Les fonctionnaires et les étudiants ont donc perdu tous les privilèges auparavant acquis tout au long du voyage en termes de facilitation de mobilité.

8.3.1.4 Troisième étape du rapatriement : la traversée du Mali

8.3.1.4.1 Au poste de police frontalier du Mali : mêmes pratiques administratives

Arrivé au poste frontalier malien, l'agent de police se présente au pied du bus pour collecter les cartes. Oumar, l'un des Maliens candidats au retour volontaire sort et invite le policier à taxer les passagers au prix-fort, car au Niger on leur a fait payer beaucoup de « faux frais ». Cela suscite le mécontentement des autres passagers.
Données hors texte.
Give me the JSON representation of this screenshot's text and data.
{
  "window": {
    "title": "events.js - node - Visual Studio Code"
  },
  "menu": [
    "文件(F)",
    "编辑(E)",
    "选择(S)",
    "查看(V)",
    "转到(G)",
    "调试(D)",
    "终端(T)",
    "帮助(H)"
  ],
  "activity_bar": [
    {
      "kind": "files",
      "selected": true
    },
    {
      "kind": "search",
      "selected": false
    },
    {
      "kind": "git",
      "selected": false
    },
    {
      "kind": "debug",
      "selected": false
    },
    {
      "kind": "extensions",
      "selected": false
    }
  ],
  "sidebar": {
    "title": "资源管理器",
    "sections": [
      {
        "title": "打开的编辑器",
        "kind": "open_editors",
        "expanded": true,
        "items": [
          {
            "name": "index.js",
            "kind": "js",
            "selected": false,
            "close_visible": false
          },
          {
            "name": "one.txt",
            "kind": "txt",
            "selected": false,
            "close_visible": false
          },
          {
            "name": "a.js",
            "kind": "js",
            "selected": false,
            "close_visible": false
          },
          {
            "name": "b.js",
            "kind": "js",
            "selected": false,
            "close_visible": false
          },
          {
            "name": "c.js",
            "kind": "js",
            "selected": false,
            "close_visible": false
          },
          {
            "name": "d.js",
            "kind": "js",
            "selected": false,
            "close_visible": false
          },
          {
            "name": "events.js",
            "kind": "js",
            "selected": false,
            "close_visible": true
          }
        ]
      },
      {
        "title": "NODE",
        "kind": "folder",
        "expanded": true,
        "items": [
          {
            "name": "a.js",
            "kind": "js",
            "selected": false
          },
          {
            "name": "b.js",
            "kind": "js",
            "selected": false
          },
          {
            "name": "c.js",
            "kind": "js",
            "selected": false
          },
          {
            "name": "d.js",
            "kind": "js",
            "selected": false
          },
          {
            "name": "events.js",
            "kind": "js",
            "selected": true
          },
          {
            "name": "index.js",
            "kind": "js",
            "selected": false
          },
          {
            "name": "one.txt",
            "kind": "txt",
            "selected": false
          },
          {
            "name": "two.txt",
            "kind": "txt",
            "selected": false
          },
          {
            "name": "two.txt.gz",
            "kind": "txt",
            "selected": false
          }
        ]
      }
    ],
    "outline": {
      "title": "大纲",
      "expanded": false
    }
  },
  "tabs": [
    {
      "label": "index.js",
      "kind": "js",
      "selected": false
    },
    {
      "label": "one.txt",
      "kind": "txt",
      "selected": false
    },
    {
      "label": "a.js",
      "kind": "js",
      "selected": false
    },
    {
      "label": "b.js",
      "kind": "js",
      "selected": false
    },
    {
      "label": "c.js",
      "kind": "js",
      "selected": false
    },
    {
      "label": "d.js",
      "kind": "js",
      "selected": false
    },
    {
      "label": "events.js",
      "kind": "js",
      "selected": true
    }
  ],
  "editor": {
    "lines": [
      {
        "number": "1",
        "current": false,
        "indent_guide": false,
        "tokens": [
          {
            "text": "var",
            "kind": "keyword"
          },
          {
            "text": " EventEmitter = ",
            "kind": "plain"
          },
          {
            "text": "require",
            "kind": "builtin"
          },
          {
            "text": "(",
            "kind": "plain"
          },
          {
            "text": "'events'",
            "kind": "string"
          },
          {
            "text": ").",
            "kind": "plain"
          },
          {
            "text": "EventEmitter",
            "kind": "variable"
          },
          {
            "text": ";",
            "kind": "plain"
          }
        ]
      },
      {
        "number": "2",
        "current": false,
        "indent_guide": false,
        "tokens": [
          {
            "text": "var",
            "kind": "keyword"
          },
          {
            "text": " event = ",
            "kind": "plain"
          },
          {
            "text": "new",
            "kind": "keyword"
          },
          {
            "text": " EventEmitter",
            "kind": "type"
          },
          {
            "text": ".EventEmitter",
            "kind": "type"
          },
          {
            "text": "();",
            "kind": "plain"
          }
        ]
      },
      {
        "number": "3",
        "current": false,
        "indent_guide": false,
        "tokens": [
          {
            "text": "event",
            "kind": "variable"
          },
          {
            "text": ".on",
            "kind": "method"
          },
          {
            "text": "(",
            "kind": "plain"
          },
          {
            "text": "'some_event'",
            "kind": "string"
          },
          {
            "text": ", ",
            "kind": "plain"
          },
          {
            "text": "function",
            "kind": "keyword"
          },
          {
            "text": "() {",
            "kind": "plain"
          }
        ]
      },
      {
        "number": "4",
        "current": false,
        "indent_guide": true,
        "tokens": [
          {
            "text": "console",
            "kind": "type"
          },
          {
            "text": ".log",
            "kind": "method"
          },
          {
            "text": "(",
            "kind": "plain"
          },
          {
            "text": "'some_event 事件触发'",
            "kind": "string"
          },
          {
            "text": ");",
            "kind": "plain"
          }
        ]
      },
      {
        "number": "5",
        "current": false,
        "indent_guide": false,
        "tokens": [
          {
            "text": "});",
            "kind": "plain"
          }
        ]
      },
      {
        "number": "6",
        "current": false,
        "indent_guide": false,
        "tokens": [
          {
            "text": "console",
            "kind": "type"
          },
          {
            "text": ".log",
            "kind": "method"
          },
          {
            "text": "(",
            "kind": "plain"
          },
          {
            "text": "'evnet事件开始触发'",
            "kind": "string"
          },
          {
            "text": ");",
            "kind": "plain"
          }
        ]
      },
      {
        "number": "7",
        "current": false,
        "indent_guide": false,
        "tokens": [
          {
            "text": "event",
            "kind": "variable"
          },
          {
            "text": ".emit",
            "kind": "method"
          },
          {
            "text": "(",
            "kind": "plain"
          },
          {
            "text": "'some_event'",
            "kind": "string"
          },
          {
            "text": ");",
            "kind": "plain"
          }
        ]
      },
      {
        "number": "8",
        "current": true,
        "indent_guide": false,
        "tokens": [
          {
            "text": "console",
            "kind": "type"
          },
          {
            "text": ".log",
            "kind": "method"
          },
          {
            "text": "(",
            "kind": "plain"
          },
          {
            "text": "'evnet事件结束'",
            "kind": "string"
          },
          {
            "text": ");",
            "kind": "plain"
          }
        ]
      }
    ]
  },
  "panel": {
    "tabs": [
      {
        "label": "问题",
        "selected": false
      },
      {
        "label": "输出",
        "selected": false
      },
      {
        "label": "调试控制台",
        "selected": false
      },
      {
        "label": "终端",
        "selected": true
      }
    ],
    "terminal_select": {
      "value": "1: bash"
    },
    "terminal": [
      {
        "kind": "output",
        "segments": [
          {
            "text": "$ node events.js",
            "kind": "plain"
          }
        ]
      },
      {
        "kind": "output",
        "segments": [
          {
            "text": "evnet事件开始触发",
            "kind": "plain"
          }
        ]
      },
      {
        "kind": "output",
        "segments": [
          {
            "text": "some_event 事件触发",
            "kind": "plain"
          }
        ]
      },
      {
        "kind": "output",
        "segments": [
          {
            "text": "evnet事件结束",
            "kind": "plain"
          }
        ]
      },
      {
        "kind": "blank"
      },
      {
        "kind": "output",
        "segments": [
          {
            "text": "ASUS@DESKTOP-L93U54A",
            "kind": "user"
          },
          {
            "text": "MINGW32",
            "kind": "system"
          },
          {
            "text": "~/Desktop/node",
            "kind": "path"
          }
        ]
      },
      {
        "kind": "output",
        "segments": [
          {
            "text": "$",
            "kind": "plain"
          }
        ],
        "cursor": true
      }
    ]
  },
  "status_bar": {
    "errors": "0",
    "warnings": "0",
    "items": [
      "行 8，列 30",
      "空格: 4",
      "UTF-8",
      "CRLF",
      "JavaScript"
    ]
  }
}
Les militaires nigérians se font enregistrer au poste de police /service émigration. Ensuite, un appel nominatif des rapatriés de l'OIM est fait en présence de leur convoyeur au guichet émigration.

Les autres passagers sont appelés dans un autre compartiment du poste de police. À la salle d'entrée dans le hall un agent de police appelle les passagers, puis indique le couloir à gauche où se trouvent deux agents. Le premier fait l'appel et remet les cartes au second. À ce niveau 3000 FCFA est exigé aux passagers sans reçu pour récupérer la carte. À mon arrivée l'agent de police me demande l'objet de ma visite au Mali : « un colloque à Bamako », il me laisse passer après que j'ai négocié de ne pas payer les « faux frais ».

8.3.1.4.2 La fouille douanière

Au poste de douane, il est demandé aux passagers de suivre les formalités de contrôle. L'apprenti du bus descend et ouvre les coffres pour permettre l'accès aux bagages à la douane et aux passagers.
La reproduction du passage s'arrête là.